L’homme à l’affût est une nouvelle splendide d’un mélomane passionné et d’un grand amateur de jazz. Son genre exige une relative brièveté, son argument est de toute évidence assez simple et sa langue tout à fait accessible. Malgré tout, la musique y est plus qu’un prétexte. En nous plongeant dans un labyrinthe de descriptions et de dialogues, le texte peut presque instantanément faire vaciller nos certitudes les plus fermes à propos de ce que certains nomment comme par réflexe « la réalité ». Si Julio Cortázar transcrit dans ce texte sa passion pour le jazz, il réussit surtout à saisir les terreurs de l’âme humaine et à questionner finement les angoisses irréfrénables et les ambitions les plus prosaïques de notre condition. Malgré tous ses défauts, Bruno, le narrateur, guide le lecteur au milieu d’un fantastique subtil, susceptible de porter un regard nouveau sur les limites et nos conceptions conformistes du « réel ».
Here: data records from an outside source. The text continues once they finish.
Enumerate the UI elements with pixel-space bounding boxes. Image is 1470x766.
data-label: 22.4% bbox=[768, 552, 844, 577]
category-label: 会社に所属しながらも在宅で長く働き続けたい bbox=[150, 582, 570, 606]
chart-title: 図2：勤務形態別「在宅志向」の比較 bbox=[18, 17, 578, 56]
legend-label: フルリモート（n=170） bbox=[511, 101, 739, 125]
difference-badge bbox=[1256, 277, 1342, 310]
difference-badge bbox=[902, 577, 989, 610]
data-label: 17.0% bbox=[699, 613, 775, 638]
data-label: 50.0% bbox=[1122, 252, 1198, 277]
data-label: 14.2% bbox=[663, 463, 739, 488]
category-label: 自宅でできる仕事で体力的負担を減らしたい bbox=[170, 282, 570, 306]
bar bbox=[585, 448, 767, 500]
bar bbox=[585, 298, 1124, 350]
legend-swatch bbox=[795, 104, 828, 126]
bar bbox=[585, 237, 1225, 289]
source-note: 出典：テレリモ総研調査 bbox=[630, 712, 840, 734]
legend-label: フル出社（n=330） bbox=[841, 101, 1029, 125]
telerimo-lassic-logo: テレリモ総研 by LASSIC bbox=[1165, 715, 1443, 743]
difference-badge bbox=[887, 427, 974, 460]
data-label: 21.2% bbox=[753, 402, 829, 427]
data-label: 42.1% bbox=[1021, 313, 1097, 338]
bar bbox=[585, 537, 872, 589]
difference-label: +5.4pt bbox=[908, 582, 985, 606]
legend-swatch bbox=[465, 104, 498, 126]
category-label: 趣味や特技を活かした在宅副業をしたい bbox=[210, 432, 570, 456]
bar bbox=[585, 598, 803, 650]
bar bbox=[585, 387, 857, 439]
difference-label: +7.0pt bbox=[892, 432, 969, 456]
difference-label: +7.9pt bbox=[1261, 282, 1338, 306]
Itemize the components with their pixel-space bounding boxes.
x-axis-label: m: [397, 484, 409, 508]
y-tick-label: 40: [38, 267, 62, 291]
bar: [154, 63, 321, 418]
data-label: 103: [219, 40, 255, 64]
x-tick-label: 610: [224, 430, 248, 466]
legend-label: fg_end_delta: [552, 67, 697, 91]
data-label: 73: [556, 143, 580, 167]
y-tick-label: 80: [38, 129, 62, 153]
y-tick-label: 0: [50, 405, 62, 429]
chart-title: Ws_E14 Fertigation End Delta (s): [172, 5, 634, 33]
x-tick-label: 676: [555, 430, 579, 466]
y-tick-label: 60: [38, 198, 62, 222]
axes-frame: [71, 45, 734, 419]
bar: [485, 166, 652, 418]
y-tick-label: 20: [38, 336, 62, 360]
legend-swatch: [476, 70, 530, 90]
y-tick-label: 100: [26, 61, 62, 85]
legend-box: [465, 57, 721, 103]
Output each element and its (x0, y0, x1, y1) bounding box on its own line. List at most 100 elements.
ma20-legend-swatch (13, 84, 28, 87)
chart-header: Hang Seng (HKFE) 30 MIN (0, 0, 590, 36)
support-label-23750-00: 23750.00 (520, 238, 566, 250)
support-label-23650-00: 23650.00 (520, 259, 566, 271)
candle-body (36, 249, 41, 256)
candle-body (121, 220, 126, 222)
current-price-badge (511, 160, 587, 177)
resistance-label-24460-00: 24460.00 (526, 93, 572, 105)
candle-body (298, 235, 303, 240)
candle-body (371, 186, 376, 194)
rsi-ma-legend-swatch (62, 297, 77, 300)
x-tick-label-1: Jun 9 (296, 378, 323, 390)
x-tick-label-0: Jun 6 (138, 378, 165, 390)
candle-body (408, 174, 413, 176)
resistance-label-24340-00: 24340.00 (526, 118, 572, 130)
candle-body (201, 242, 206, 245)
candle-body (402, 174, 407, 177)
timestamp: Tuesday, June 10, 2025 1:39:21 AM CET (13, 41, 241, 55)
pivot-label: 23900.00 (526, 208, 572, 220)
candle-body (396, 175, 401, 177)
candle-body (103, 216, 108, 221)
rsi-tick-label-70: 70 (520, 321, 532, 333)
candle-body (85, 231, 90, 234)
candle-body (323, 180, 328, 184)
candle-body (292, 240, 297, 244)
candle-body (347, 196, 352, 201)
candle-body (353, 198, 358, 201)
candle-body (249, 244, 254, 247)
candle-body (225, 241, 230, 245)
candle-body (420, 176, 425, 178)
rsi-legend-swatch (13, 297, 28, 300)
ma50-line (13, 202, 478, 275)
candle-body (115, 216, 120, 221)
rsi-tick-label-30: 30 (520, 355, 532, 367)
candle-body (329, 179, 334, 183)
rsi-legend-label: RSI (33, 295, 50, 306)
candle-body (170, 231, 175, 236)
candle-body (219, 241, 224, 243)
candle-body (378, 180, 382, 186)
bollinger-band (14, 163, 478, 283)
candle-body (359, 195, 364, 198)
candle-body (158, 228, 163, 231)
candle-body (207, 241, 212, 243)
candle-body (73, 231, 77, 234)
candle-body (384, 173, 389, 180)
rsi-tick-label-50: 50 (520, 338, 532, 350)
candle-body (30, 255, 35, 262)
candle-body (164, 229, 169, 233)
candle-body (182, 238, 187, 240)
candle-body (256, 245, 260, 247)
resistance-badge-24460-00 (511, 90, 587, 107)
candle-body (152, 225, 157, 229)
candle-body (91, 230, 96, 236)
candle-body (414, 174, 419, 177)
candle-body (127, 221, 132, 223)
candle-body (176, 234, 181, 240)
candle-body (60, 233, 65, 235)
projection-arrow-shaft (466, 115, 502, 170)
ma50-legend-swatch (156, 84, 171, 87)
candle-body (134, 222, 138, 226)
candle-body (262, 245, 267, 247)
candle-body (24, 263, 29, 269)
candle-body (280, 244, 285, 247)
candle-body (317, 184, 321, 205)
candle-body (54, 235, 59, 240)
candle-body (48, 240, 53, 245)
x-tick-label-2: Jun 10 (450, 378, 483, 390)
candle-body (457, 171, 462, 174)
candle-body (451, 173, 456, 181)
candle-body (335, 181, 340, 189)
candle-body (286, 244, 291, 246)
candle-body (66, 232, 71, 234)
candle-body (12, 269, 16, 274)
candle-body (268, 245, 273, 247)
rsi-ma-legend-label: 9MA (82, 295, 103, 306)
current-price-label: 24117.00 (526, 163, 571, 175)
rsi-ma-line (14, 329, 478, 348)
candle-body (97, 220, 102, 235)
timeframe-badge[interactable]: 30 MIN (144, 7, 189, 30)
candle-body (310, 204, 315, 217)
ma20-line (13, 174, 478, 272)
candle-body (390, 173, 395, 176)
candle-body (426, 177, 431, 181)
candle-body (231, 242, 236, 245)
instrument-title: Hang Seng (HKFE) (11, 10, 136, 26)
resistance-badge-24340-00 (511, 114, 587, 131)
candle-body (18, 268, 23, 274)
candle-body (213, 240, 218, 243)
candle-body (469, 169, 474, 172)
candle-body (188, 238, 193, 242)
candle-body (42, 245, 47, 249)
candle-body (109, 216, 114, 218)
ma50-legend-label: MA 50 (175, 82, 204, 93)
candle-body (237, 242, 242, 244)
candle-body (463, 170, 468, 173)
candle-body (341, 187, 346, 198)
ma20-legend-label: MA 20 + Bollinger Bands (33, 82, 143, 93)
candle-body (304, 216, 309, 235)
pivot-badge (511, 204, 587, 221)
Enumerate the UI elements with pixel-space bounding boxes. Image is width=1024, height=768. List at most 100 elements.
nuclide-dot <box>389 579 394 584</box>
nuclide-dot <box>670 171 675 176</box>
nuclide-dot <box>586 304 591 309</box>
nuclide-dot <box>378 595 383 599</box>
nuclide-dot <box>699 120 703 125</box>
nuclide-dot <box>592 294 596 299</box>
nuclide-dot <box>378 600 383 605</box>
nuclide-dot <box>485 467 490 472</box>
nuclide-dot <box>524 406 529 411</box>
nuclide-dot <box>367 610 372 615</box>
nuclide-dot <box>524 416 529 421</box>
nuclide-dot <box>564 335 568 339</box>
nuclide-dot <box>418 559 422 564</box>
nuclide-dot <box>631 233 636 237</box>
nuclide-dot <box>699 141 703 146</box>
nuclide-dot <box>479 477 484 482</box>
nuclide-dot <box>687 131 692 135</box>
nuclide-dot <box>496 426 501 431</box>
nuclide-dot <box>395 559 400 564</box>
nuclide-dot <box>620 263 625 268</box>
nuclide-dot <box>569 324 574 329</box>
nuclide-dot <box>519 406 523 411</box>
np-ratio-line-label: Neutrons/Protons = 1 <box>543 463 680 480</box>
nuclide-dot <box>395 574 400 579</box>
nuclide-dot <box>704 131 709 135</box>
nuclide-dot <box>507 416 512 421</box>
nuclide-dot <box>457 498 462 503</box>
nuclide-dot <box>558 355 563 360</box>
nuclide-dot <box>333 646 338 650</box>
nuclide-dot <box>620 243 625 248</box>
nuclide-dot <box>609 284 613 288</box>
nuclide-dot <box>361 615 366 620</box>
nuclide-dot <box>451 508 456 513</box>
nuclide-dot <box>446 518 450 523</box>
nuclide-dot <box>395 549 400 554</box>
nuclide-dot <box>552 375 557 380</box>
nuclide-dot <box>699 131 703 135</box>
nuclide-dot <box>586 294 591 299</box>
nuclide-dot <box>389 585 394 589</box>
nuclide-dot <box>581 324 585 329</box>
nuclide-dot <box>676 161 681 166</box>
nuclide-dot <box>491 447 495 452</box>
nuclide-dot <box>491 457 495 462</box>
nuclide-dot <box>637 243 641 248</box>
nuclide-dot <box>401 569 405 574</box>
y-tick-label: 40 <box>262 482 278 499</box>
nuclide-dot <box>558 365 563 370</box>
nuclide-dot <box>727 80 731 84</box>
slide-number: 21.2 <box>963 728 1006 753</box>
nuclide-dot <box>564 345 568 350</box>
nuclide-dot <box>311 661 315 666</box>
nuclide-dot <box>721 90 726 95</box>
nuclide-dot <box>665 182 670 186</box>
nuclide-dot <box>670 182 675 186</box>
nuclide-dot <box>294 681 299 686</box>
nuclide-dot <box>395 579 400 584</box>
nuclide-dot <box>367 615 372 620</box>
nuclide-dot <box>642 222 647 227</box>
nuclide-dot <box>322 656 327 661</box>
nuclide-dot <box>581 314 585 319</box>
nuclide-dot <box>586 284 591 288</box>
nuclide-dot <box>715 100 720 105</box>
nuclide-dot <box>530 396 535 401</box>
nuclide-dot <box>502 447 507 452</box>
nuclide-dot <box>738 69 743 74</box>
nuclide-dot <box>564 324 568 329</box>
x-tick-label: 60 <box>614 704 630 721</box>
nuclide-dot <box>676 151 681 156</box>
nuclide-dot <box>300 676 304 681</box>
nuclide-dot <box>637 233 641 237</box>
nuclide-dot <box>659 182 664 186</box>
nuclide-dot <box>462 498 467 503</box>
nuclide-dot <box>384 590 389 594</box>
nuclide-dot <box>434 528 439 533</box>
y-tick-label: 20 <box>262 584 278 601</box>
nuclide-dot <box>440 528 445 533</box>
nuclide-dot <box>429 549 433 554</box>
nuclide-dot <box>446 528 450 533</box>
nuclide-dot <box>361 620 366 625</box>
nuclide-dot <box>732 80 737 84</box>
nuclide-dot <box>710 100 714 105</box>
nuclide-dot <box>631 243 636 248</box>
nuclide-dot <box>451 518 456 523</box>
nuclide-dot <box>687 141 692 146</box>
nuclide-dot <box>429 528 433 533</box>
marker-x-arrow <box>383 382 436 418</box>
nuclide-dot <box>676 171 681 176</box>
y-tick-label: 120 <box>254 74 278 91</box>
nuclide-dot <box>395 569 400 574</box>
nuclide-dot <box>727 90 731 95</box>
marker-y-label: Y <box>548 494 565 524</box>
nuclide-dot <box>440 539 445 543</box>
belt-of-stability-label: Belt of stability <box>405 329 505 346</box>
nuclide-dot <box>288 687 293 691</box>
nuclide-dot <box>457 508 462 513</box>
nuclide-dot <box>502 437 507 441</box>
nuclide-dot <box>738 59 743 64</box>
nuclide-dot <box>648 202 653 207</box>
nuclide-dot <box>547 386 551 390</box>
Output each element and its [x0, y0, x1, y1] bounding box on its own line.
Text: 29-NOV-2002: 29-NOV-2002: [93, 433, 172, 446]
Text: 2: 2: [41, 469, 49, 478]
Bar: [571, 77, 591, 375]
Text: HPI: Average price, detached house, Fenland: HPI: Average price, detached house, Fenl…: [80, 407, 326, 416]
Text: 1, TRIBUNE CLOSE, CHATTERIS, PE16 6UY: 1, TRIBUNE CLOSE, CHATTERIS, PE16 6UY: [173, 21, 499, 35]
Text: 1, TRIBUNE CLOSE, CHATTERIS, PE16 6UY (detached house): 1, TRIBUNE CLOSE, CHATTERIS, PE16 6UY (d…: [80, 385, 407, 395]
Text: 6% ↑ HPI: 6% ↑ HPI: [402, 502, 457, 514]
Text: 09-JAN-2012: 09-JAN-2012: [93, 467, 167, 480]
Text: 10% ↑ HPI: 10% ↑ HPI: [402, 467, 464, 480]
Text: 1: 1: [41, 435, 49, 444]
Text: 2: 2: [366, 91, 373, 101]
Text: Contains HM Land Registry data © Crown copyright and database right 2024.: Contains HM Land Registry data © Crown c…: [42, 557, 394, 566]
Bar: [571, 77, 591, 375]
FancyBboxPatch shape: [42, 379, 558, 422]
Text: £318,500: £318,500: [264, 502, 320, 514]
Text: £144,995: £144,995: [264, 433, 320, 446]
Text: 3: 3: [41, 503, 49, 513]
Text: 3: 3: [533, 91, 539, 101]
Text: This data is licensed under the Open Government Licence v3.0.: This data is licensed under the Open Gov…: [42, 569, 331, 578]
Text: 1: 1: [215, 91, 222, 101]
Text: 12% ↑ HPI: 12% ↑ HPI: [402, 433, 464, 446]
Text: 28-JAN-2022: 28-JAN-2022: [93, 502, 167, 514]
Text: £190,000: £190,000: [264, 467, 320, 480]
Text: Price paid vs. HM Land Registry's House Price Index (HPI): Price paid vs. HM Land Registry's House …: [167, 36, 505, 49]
La musique, tout comme Johnny, reste un mystère vivant, un univers que même les initiés ne peuvent comprendre entièrement. Grâce à sa musique et à ses visions d’un autre monde – d’aucuns diraient sans doute de l’autre monde –, Johnny s’est enfoncé dans les profondeurs d’une réalité où la perception de l’espace-temps est différente et originale. Dès lors, L’homme à l’affût pourrait peut-être résumer à elle seule les grandes caractéristiques de l’écriture de Julio Cortázar : l’intervention du « surréel » comme soutien de la réalité, le rêve comme élément à part entière du « réel », le quotidien comme aliénateur d’une réalité ouverte à d’autres horizons, les obsessions de l’autre et du double. En somme, L’homme à l’affût est une des références nécessaires, l’un des titres les plus emblématiques de l’œuvre d’un des plus grands de la littérature latino-américaine : une lecture essentielle… À moins qu’il ne s’agisse enfin, pour d’autres qui n’auraient encore jamais lu Cortázar, de la possibilité de découvrir magnifiquement le géant argentin ! Réédité le 11 juillet 2024 mai dans la collection Folio 3 €, L’homme à l’affût de Julio Cortázar est disponible en librairie aux éditions Gallimard.

L’homme à l’affût / El Perseguidor de Julio Cortázar, traduit de l’espagnol (Argentine) par Laure Bataillon, Éditions Gallimard, 96 p., 2024.